Replication Cockpit - Architecture and pipeline design

When building a real-time data pipeline from SAP, the Replication Cockpit and traditional Data Jobs must co-exist. Designing your pipeline requires two main decisions: deciding which tables should be replicated in real-time, and choosing the right Data Pool architecture to support your transformation needs.

Replications vs. Data Jobs

While the Replication Cockpit (RC) handles real-time continuous streaming, traditional Data Jobs (DJ) are still used for orchestration and specific extractions.

Here is the recommended approach for dividing your tables:

Transactional Tables: Tables that include a Case or Activity (e.g., EKKO, EKPO, CDPOS, CDHDR, BKPF) are highly dynamic. These should be extracted via the Replication Cockpit using real-time streaming.
Metadata Tables: Tables that contain relatively static or infrequently updated information can be extracted using either the Replication Cockpit or traditional Data Jobs.

Managing Full Loads (Initializations)

To begin replicating data, you must first perform a full extraction.

Best Practice: We highly recommend using the Initialization functionality within the Replication Cockpit to execute full loads rather than doing it via Data Jobs.
If you must use Data Jobs for Full Loads: You must deactivate the corresponding table in the Replication Cockpit while the Data Job runs. Because there can only be one data push job per table at a time, running both concurrently will lead to data loss. You can manage concurrent extraction limits using the Replication Calendar.

Choosing a Data Pool Architecture

The Golden Rule of the Replication Cockpit: Because real-time extractions are based on SAP change logs, each table can only be extracted once. If you attempt to extract the same SAP table via the Replication Cockpit into multiple different Data Pools, the replications will conflict and data will be lost.

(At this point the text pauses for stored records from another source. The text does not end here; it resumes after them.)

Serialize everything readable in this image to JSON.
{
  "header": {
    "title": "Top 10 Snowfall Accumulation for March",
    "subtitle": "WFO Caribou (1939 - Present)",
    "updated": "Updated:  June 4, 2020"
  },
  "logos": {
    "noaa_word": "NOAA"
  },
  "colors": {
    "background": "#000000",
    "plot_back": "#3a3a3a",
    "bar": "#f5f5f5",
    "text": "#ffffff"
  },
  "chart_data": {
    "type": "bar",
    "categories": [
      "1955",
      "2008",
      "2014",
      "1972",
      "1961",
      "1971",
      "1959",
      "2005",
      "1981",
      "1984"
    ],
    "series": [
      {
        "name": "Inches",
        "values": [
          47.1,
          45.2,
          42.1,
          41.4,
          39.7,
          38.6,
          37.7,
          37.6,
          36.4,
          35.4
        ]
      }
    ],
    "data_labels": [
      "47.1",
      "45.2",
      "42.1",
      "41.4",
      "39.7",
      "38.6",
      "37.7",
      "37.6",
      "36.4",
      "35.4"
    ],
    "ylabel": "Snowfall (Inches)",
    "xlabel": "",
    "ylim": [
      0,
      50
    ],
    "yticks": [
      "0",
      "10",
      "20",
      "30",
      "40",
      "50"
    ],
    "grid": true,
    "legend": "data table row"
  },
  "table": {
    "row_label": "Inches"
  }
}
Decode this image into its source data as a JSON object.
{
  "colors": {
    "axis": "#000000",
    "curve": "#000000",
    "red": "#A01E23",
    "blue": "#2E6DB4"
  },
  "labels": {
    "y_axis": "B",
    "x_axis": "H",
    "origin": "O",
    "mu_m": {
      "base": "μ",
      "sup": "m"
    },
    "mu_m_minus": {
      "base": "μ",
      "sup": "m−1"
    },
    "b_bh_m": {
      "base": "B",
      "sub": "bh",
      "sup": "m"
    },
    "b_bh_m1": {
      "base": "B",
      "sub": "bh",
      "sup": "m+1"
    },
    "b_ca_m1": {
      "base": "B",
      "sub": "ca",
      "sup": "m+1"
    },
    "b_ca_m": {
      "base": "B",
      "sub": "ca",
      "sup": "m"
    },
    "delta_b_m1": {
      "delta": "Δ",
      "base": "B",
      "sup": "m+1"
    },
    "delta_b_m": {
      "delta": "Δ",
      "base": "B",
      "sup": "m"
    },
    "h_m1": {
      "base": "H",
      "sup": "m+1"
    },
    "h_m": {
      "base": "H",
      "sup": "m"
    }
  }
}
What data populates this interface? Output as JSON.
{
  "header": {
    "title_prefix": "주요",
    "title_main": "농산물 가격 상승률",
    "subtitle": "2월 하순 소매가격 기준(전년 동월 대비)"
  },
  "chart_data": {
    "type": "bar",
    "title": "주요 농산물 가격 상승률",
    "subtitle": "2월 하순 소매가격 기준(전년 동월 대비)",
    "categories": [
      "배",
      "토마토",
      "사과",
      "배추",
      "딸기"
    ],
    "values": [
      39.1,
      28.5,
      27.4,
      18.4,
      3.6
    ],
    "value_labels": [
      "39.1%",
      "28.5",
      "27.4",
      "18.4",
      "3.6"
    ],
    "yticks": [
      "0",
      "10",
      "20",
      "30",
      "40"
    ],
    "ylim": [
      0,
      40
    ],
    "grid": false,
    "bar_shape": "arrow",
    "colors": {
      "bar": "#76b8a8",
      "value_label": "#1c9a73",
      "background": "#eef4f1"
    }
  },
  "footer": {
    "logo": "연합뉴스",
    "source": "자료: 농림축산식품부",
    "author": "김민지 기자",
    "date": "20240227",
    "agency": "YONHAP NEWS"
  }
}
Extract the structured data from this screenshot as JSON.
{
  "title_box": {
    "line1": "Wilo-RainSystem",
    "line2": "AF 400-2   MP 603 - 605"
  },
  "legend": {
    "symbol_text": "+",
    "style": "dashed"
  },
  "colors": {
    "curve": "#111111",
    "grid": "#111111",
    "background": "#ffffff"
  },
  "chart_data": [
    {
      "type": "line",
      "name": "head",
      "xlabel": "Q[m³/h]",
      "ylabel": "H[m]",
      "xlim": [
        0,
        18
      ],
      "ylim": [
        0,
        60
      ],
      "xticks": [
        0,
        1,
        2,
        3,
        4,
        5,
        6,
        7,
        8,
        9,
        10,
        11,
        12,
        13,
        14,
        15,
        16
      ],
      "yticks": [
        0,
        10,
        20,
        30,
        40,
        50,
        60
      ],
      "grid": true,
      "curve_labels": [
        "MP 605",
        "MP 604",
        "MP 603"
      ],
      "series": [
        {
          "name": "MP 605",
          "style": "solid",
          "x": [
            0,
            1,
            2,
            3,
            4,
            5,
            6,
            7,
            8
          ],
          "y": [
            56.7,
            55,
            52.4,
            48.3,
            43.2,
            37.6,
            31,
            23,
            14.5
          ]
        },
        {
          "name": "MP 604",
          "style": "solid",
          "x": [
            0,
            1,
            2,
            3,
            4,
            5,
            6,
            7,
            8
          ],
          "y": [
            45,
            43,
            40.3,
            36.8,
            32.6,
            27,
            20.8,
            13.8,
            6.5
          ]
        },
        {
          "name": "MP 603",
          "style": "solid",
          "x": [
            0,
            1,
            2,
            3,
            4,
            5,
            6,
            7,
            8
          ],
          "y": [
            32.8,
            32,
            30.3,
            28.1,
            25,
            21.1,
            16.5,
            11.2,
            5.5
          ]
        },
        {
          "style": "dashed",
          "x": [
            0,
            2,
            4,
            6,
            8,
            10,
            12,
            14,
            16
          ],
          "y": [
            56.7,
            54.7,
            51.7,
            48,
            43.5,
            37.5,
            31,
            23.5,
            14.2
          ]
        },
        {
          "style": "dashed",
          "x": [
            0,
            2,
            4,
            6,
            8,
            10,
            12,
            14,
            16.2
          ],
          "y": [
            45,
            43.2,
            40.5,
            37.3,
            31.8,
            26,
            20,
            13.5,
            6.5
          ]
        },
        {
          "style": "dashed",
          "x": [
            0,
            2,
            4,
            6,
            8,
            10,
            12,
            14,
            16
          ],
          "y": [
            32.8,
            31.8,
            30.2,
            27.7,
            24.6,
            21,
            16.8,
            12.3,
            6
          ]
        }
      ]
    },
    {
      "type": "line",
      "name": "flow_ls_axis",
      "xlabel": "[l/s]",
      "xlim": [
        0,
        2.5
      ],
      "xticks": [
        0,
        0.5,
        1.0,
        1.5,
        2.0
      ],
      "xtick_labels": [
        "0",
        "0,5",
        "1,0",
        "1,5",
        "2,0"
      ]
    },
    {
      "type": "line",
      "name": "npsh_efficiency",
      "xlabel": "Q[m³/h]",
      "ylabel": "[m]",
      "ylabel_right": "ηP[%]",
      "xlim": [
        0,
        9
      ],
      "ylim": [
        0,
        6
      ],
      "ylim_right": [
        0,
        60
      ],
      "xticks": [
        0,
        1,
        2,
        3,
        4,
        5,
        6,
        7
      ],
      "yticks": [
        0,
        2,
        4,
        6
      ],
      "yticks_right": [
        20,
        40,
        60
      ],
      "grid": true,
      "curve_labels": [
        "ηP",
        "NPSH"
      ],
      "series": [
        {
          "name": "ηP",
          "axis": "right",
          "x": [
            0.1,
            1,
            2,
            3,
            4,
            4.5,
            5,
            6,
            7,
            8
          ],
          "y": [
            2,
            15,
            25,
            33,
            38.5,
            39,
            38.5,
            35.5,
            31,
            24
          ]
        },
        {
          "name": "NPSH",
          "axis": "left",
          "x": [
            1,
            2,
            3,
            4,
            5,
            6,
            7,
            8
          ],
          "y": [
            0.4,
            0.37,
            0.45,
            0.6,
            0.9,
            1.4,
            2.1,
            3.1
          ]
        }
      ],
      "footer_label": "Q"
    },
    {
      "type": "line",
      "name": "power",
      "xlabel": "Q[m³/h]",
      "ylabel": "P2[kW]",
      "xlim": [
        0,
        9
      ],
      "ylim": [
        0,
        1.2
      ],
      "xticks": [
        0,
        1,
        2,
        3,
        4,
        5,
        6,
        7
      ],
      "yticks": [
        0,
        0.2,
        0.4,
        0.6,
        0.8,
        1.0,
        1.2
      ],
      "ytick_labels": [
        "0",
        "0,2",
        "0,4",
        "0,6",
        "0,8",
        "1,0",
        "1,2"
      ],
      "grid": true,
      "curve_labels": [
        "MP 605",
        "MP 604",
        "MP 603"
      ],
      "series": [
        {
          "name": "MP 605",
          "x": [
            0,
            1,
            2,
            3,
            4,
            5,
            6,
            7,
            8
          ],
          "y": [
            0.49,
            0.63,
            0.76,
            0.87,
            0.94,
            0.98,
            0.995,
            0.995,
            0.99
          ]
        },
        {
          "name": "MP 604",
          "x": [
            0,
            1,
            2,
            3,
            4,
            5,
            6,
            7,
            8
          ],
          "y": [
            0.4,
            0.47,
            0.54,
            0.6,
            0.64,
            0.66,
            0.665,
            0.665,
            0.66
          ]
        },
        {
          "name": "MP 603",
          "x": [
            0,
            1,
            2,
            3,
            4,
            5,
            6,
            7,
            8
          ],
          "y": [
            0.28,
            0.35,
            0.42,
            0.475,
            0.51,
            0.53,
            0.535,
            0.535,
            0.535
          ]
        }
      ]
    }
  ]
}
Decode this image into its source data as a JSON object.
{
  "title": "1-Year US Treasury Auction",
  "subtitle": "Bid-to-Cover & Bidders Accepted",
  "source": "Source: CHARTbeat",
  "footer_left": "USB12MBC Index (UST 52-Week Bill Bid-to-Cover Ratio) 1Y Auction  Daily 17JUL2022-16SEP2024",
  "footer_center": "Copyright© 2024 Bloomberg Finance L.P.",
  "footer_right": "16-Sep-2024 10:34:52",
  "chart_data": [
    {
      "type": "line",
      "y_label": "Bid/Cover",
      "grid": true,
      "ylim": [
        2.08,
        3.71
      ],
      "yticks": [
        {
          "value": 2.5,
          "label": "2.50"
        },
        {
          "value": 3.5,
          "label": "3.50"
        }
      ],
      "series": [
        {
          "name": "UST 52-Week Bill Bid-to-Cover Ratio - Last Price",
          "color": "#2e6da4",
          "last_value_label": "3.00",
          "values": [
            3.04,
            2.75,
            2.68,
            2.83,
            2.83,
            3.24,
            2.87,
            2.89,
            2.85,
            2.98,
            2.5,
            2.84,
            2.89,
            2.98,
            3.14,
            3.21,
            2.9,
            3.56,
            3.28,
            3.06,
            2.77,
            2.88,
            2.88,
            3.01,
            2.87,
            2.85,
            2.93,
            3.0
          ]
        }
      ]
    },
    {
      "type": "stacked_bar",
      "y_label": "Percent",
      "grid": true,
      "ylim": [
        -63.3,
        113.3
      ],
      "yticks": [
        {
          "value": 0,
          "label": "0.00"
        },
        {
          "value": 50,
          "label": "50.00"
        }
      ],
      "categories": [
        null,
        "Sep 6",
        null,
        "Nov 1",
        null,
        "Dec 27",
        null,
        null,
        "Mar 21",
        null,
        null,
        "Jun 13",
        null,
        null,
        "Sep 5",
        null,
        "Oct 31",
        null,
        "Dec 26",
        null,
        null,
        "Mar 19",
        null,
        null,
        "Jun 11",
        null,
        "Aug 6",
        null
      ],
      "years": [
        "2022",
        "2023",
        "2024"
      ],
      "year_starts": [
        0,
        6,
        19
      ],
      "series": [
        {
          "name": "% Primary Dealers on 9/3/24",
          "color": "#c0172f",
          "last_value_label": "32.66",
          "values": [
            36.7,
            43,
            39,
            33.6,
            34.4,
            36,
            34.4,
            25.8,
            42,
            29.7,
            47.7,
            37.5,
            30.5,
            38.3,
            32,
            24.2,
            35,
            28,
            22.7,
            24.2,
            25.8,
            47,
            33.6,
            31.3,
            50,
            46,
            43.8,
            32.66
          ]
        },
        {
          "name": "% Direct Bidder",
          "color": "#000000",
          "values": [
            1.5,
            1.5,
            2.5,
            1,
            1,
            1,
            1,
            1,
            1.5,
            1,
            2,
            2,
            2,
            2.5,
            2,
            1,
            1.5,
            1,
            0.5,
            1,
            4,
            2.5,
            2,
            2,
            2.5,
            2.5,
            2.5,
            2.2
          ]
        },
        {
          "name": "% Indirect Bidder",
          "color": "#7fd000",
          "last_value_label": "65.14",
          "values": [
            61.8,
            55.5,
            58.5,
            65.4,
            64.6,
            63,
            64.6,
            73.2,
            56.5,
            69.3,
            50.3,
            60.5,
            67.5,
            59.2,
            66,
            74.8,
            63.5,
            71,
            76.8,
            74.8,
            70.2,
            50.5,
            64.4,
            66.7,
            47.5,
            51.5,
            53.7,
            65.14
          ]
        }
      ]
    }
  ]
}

To safely centralize your extractions, you must choose between two Data Pool architectures based on your need for Real-Time Transformations.

Option A: The Single Data Pool (Required for Real-Time Transformations)

In this setup, all extractions, transformations, and Data Models reside in one unified Data Pool.

How it works: Because real-time transformations in the Replication Cockpit are directly coupled to extractions, they must exist in the exact same Data Pool.
The Impact: This is the only architecture that fully supports Real-Time Transformations. The trade-off is that you cannot separate processes or use-cases at the Data Pool level; instead, you must rely on separate Data Jobs and Data Models within the single pool to organize your processes.

Option B: The Global Extraction Data Pool (For Separated Use Cases)

In this setup, extractions and transformations are decoupled to maintain strict boundaries between different business processes.

How it works: You create one central "Global" Data Pool dedicated solely to extracting raw data via the Replication Cockpit. You then create separate, process-specific Data Pools (e.g., one for P2P, one for O2C) that import the raw data from the Global pool via database views.
The Impact: This is ideal if you need strict permission management separated by use-case. However, Real-Time Transformations are not possible in this architecture because the extractions and transformations do not reside in the same pool.